Environmental monitoring of the eight ribotypes in the Penzé estuary during a three-year survey of Alexandrium minutum blooms. (A) Relative abundance (in % of total reads) of Amoebophrya ribotypes in the Penzé Estuary (late spring-early summer of 2010, 2011, and 2012) based on the V4 SSU rDNA metabarcoding analysis. RIBs 3 and 8 were jointly quantified as they could not be differentiated using this marker. (B) Ordination diagram originated from the outlying mean index (OMI) analysis showing the distribution of the samples from the three years in the environmental space determined by the abiotic descriptors (blue vectors): temperature (Temp), salinity (Sal), precipitation (Prec), tide coefficient (Coef), and nutrients (NO3, PO4, SiOH4). (C) Distribution of the Kernel densities of the different ribotypes in the OMI multivariate space. The color gradient from yellow to red represents the density (from low to high, respectively), whereas the black dots correspond to the environmental samples shown in (B). (D) Heatmap showing similarities between ribotypes based on the pairwise D metric (i.e., niche overlap) calculated using the Kernel densities showed in (C). (E,F) Boxplots showing the relationship between the host range (maximal number of hosts infected by each ribotype as detected in the cross-infection experiments) and the field population fitness, defined by the normalized maximal abundance of ribotypes (E) and their permanence in days in the ecosystem (F). Horizontal lines indicate the median for the different descriptors. The red brackets indicate the significant differences between clusters pointed out by the post-hoc Dunn’s test (*p < 0.05).
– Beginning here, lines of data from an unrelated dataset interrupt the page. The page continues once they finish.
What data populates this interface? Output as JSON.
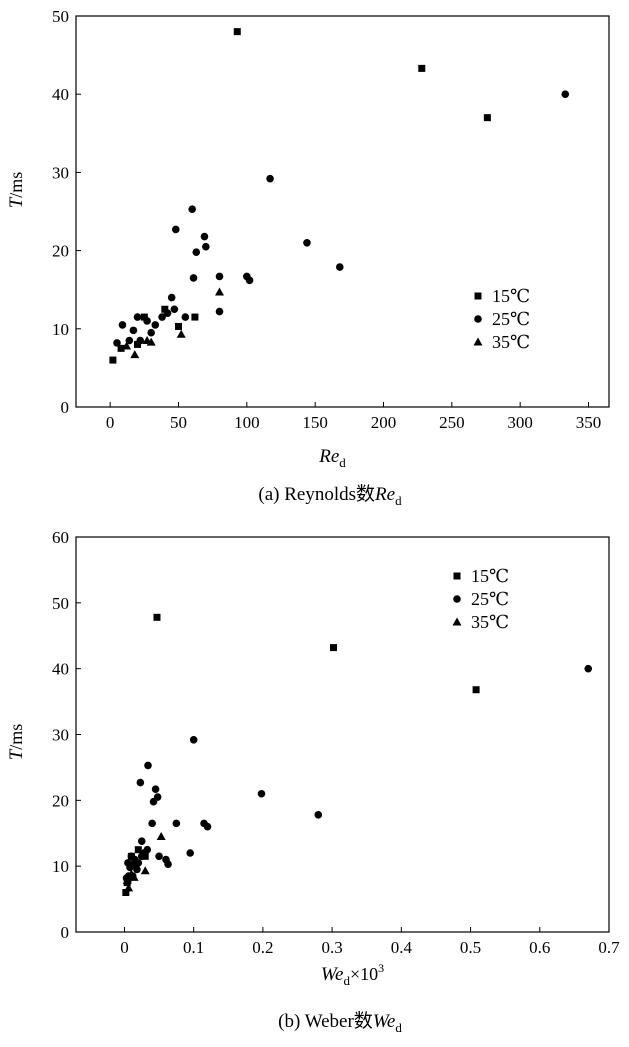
{
  "figure": {
    "caption_a": {
      "prefix": "(a) Reynolds数",
      "var": "Re",
      "sub": "d"
    },
    "caption_b": {
      "prefix": "(b) Weber数",
      "var": "We",
      "sub": "d"
    }
  },
  "legend": [
    {
      "label": "15℃",
      "marker": "square"
    },
    {
      "label": "25℃",
      "marker": "circle"
    },
    {
      "label": "35℃",
      "marker": "triangle"
    }
  ],
  "chart_data": [
    {
      "type": "scatter",
      "panel": "a",
      "xlabel": {
        "var": "Re",
        "sub": "d"
      },
      "ylabel": {
        "var": "T",
        "unit": "/ms"
      },
      "xlim": [
        -25,
        365
      ],
      "ylim": [
        0,
        50
      ],
      "xticks": [
        0,
        50,
        100,
        150,
        200,
        250,
        300,
        350
      ],
      "yticks": [
        0,
        10,
        20,
        30,
        40,
        50
      ],
      "legend_position": "right",
      "series": [
        {
          "name": "15℃",
          "marker": "square",
          "points": [
            [
              2,
              6
            ],
            [
              25,
              11.5
            ],
            [
              50,
              10.3
            ],
            [
              93,
              48
            ],
            [
              228,
              43.3
            ],
            [
              276,
              37
            ],
            [
              20,
              8
            ],
            [
              8,
              7.5
            ],
            [
              40,
              12.5
            ],
            [
              62,
              11.5
            ]
          ]
        },
        {
          "name": "25℃",
          "marker": "circle",
          "points": [
            [
              5,
              8.2
            ],
            [
              9,
              10.5
            ],
            [
              14,
              8.5
            ],
            [
              17,
              9.8
            ],
            [
              20,
              11.5
            ],
            [
              22,
              8.5
            ],
            [
              27,
              11
            ],
            [
              30,
              9.5
            ],
            [
              33,
              10.5
            ],
            [
              38,
              11.5
            ],
            [
              42,
              12
            ],
            [
              45,
              14
            ],
            [
              47,
              12.5
            ],
            [
              48,
              22.7
            ],
            [
              55,
              11.5
            ],
            [
              60,
              25.3
            ],
            [
              61,
              16.5
            ],
            [
              63,
              19.8
            ],
            [
              69,
              21.8
            ],
            [
              70,
              20.5
            ],
            [
              80,
              16.7
            ],
            [
              80,
              12.2
            ],
            [
              100,
              16.7
            ],
            [
              102,
              16.2
            ],
            [
              117,
              29.2
            ],
            [
              144,
              21
            ],
            [
              168,
              17.9
            ],
            [
              333,
              40
            ]
          ]
        },
        {
          "name": "35℃",
          "marker": "triangle",
          "points": [
            [
              18,
              6.7
            ],
            [
              30,
              8.3
            ],
            [
              52,
              9.3
            ],
            [
              80,
              14.7
            ],
            [
              12,
              7.8
            ],
            [
              27,
              8.5
            ]
          ]
        }
      ]
    },
    {
      "type": "scatter",
      "panel": "b",
      "xlabel": {
        "var": "We",
        "sub": "d",
        "suffix": "×10",
        "sup": "3"
      },
      "ylabel": {
        "var": "T",
        "unit": "/ms"
      },
      "xlim": [
        -0.07,
        0.7
      ],
      "ylim": [
        0,
        60
      ],
      "xticks": [
        0,
        0.1,
        0.2,
        0.3,
        0.4,
        0.5,
        0.6,
        0.7
      ],
      "yticks": [
        0,
        10,
        20,
        30,
        40,
        50,
        60
      ],
      "legend_position": "top-right",
      "series": [
        {
          "name": "15℃",
          "marker": "square",
          "points": [
            [
              0.002,
              6
            ],
            [
              0.01,
              11.5
            ],
            [
              0.015,
              10.3
            ],
            [
              0.047,
              47.8
            ],
            [
              0.302,
              43.2
            ],
            [
              0.508,
              36.8
            ],
            [
              0.005,
              8
            ],
            [
              0.004,
              7.5
            ],
            [
              0.02,
              12.5
            ],
            [
              0.03,
              11.5
            ]
          ]
        },
        {
          "name": "25℃",
          "marker": "circle",
          "points": [
            [
              0.003,
              8.2
            ],
            [
              0.005,
              10.5
            ],
            [
              0.006,
              8.5
            ],
            [
              0.008,
              9.8
            ],
            [
              0.01,
              11.5
            ],
            [
              0.012,
              8.5
            ],
            [
              0.015,
              11
            ],
            [
              0.018,
              9.5
            ],
            [
              0.02,
              10.5
            ],
            [
              0.025,
              11.5
            ],
            [
              0.028,
              12
            ],
            [
              0.025,
              13.8
            ],
            [
              0.033,
              12.5
            ],
            [
              0.023,
              22.7
            ],
            [
              0.05,
              11.5
            ],
            [
              0.034,
              25.3
            ],
            [
              0.04,
              16.5
            ],
            [
              0.042,
              19.8
            ],
            [
              0.045,
              21.7
            ],
            [
              0.048,
              20.5
            ],
            [
              0.075,
              16.5
            ],
            [
              0.095,
              12
            ],
            [
              0.115,
              16.5
            ],
            [
              0.12,
              16
            ],
            [
              0.1,
              29.2
            ],
            [
              0.198,
              21
            ],
            [
              0.28,
              17.8
            ],
            [
              0.67,
              40
            ],
            [
              0.06,
              11
            ],
            [
              0.063,
              10.3
            ]
          ]
        },
        {
          "name": "35℃",
          "marker": "triangle",
          "points": [
            [
              0.006,
              6.7
            ],
            [
              0.014,
              8.3
            ],
            [
              0.03,
              9.3
            ],
            [
              0.053,
              14.5
            ],
            [
              0.004,
              7.8
            ],
            [
              0.01,
              8.8
            ]
          ]
        }
      ]
    }
  ]
}
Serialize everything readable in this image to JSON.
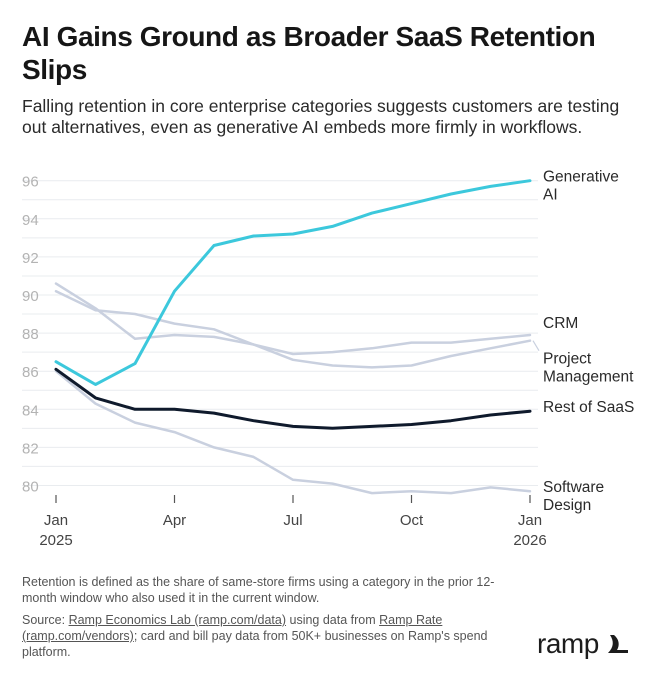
{
  "header": {
    "title": "AI Gains Ground as Broader SaaS Retention Slips",
    "subtitle": "Falling retention in core enterprise categories suggests customers are testing out alternatives, even as generative AI embeds more firmly in workflows."
  },
  "footer": {
    "note": "Retention is defined as the share of same-store firms using a category in the prior 12-month window who also used it in the current window.",
    "source_prefix": "Source: ",
    "source_link1": "Ramp Economics Lab (ramp.com/data)",
    "source_mid": " using data from ",
    "source_link2": "Ramp Rate",
    "source_link3": "(ramp.com/vendors)",
    "source_suffix": "; card and bill pay data from 50K+ businesses on Ramp's spend platform.",
    "logo_text": "ramp",
    "logo_icon": "ramp-wing-icon"
  },
  "chart_data": {
    "type": "line",
    "x": [
      0,
      1,
      2,
      3,
      4,
      5,
      6,
      7,
      8,
      9,
      10,
      11,
      12
    ],
    "x_ticks": [
      {
        "x": 0,
        "lines": [
          "Jan",
          "2025"
        ]
      },
      {
        "x": 3,
        "lines": [
          "Apr"
        ]
      },
      {
        "x": 6,
        "lines": [
          "Jul"
        ]
      },
      {
        "x": 9,
        "lines": [
          "Oct"
        ]
      },
      {
        "x": 12,
        "lines": [
          "Jan",
          "2026"
        ]
      }
    ],
    "y_ticks": [
      80,
      82,
      84,
      86,
      88,
      90,
      92,
      94,
      96
    ],
    "ylim": [
      79.5,
      96.3
    ],
    "grid": true,
    "series": [
      {
        "name": "Software Design",
        "label_lines": [
          "Software",
          "Design"
        ],
        "color": "#c9d0df",
        "width": 2.5,
        "values": [
          86.0,
          84.3,
          83.3,
          82.8,
          82.0,
          81.5,
          80.3,
          80.1,
          79.6,
          79.7,
          79.6,
          79.9,
          79.7
        ]
      },
      {
        "name": "Project Management",
        "label_lines": [
          "Project",
          "Management"
        ],
        "color": "#c9d0df",
        "width": 2.5,
        "values": [
          90.6,
          89.3,
          87.7,
          87.9,
          87.8,
          87.4,
          86.6,
          86.3,
          86.2,
          86.3,
          86.8,
          87.2,
          87.6
        ]
      },
      {
        "name": "CRM",
        "label_lines": [
          "CRM"
        ],
        "color": "#c9d0df",
        "width": 2.5,
        "values": [
          90.2,
          89.2,
          89.0,
          88.5,
          88.2,
          87.4,
          86.9,
          87.0,
          87.2,
          87.5,
          87.5,
          87.7,
          87.9
        ]
      },
      {
        "name": "Rest of SaaS",
        "label_lines": [
          "Rest of SaaS"
        ],
        "color": "#0f1a2c",
        "width": 3,
        "values": [
          86.1,
          84.6,
          84.0,
          84.0,
          83.8,
          83.4,
          83.1,
          83.0,
          83.1,
          83.2,
          83.4,
          83.7,
          83.9
        ]
      },
      {
        "name": "Generative AI",
        "label_lines": [
          "Generative",
          "AI"
        ],
        "color": "#3cc8dc",
        "width": 3,
        "values": [
          86.5,
          85.3,
          86.4,
          90.2,
          92.6,
          93.1,
          93.2,
          93.6,
          94.3,
          94.8,
          95.3,
          95.7,
          96.0
        ]
      }
    ]
  }
}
Finally, we investigated whether the host spectrum of each ribotype (based on the maximal number of hosts detected in the cross-infection experiments) was related to its population fitness, taking into account the normalized relative abundance of reads based on the average number of operons in each ribotype. The Kruskal-Wallis test showed significant differences in the maximal normalized abundances and persistence in the environment of the Amoebophrya ribotypes with respect to the number of hosts that they infect (p < 0.05). The post-hoc Dunn’s test indicated that although no difference was observed between ribotypes with 1 and 3 hosts, with respect to the two fitness indicators (p > 0.05), they both showed higher maximal normalized abundances when compared with ribotypes with 4–5 hosts (p < 0.05; Fig. 3E). However, only ribotypes with 3 hosts persisted in the system longer when compared with ribotypes with high 4–5 hosts (p < 0.05) (Fig. 3F). Although these outcomes need to be interpreted with care due to the low sampling size (N = 18), they suggest a putative ecological disadvantage for Amoebophrya infecting an excessive number of hosts.

Conclusions

Here, we provide molecular evidence for the presence of at least eight Amoebophrya ribotypes in the Penzé and Rance Estuaries, with genome k-mer comparisons and CBCs supporting their classification into individual cryptic Amoebophrya species. Our results indicate that the ITS2 region of the ribosomal operon is a better proxy than phenotypic characters for species delineation in the A. ceratii species complex and that nucleotide differences in the V4 SSU rDNA gene sequence might not be enough to delineate putative cryptic species. These results advocate for the use of unique sequences (i.e., 100% threshold of sequences similarity) rather than grouping them into OTUs during barcoding studies when using this genetic marker. Considering the diversity of MALV-II lineage in marine waters, a full reassessment of their taxonomy is needed to understand their biogeography and ecology. Applying this novel species definition over a three-year monitoring survey in the Penzé Estuary, we observed that most of these cryptic species co-occurred during dinoflagellate blooms, likely competing for similar ecological niches and host resources. We also reported an inverse pattern between population fitness and host range, where the maximal fitness values were observed for the Amoebophrya ribotypes having low to intermediate number of hosts, highlighting a higher cost for infecting a broader host range.